著者
山口 智 盛 安冬 板倉 秀清
雑誌
全国大会講演論文集
巻号頁・発行日
vol.54, pp.285-286, 1997-03-12

遺伝子の進化の過程を模して最適化問題を解く遺伝的アルゴリズムに開する研究が盛んに行なわれている。これらの研究の多くは、適者生存 (淘汰)、他の遺伝子との混ぜ合わせ (交叉)、ランダムな遺伝子の変化 (突然変異)をもとに遺伝子の進化が進行することで最適化問題を解いている。近年の分子生物学の発展にともない、進化論に閲するさまざまな仮説があげられている。中原らの提唱するウィルス進化論は、進化の過程で遺伝子の変化にウィルスが関与することで、遺伝子が他の遺伝子と融合されると言うものである。
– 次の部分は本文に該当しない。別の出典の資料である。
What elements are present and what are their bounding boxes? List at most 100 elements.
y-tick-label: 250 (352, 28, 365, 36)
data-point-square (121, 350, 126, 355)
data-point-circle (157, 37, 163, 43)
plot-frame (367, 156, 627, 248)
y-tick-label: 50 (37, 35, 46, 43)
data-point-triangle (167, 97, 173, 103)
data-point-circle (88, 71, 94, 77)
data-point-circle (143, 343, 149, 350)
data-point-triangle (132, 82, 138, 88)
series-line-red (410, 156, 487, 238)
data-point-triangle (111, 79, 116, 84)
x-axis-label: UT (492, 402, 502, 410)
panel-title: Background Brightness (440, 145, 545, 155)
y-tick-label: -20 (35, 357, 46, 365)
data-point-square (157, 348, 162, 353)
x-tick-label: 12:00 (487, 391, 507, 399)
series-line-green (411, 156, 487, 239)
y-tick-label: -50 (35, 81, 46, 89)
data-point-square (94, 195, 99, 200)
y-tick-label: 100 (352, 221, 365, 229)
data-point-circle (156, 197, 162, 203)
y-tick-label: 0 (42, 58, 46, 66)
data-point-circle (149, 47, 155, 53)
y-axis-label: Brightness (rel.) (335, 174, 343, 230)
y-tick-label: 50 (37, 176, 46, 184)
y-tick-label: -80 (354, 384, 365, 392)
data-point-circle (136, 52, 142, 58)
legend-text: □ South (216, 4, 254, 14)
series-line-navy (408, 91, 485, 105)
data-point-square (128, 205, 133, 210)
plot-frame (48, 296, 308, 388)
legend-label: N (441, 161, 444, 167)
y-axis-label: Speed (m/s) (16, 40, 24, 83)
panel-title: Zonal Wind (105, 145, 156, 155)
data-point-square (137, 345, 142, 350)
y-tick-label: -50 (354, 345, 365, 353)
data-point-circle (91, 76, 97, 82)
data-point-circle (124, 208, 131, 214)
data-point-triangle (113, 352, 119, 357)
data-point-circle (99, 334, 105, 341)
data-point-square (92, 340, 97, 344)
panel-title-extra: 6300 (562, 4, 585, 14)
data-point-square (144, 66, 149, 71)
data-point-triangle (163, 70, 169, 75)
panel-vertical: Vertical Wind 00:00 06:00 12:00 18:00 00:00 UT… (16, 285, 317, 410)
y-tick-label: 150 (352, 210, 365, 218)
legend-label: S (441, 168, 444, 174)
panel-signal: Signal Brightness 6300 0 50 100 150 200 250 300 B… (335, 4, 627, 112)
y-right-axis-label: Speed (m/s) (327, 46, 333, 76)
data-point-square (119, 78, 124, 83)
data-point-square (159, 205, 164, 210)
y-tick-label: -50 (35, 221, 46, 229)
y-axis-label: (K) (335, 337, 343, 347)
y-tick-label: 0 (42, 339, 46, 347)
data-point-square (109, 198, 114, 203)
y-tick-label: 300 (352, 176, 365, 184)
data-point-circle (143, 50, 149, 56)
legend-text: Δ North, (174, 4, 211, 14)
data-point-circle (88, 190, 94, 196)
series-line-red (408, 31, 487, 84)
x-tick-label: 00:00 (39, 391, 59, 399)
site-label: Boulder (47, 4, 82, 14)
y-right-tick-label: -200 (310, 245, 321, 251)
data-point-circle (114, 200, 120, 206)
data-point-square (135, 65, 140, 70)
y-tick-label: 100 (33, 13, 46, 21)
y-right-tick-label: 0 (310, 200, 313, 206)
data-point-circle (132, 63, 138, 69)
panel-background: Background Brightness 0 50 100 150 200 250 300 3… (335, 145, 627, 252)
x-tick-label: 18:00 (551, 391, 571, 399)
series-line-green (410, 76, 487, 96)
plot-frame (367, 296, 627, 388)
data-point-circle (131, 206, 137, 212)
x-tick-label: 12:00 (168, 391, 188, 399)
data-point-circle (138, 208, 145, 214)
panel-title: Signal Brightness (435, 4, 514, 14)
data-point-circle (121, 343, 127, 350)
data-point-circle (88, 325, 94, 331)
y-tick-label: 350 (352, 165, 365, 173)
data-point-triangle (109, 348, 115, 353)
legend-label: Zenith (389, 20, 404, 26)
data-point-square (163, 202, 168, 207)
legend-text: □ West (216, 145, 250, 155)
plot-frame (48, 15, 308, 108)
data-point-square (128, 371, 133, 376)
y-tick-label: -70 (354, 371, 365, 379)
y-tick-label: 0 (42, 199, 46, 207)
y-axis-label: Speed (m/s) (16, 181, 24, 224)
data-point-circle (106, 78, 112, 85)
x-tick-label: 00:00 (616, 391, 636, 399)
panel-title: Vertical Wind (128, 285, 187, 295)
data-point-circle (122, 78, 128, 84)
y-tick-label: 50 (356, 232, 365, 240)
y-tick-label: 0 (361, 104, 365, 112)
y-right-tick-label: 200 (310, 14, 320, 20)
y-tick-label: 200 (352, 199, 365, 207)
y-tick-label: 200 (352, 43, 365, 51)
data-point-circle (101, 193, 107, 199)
ウィルス進化説では、新しく作られる遺伝子は親の遺伝子ばかりでなく他の種族の持つ形質を採り入れることすらある。この研究では、ウィルス進化論をモデルにした新しい遺伝的アルゴリズムを提案する。従来の遺伝的アルゴリズムが二つの遺伝子を混ぜ合わせることによって新しい遺伝子を生成するのに対して、本稿で提案する方法は、遺伝子プールの中を自由に渡り歩く素子 (以下この素子をウィルスと呼ぶ) を用いて新しい遺伝子の生成を行なう。ウイルスは、遺伝子プールの中を動き回りながら遺伝子の一部を自己の持つ遺伝子に書き換え新しい遺伝子を生成する。さらに遺伝子に、増殖、死、突然変異などの生命的概念を導入することによって、ウィルス自身の進化を促す。提案するアルゴリズムは、遺伝子プール内の遺伝子とともにウィルスが進化しながら解の最適化をはかる。また、ウィルスは最適化問題の解の一部とみることができる。これは、ウィルスがスキーマタ定理におけるスキーマの一つであると言える。本稿では、シミュレーション実験によりウィルスの進化がスキーマの進化であることを示す。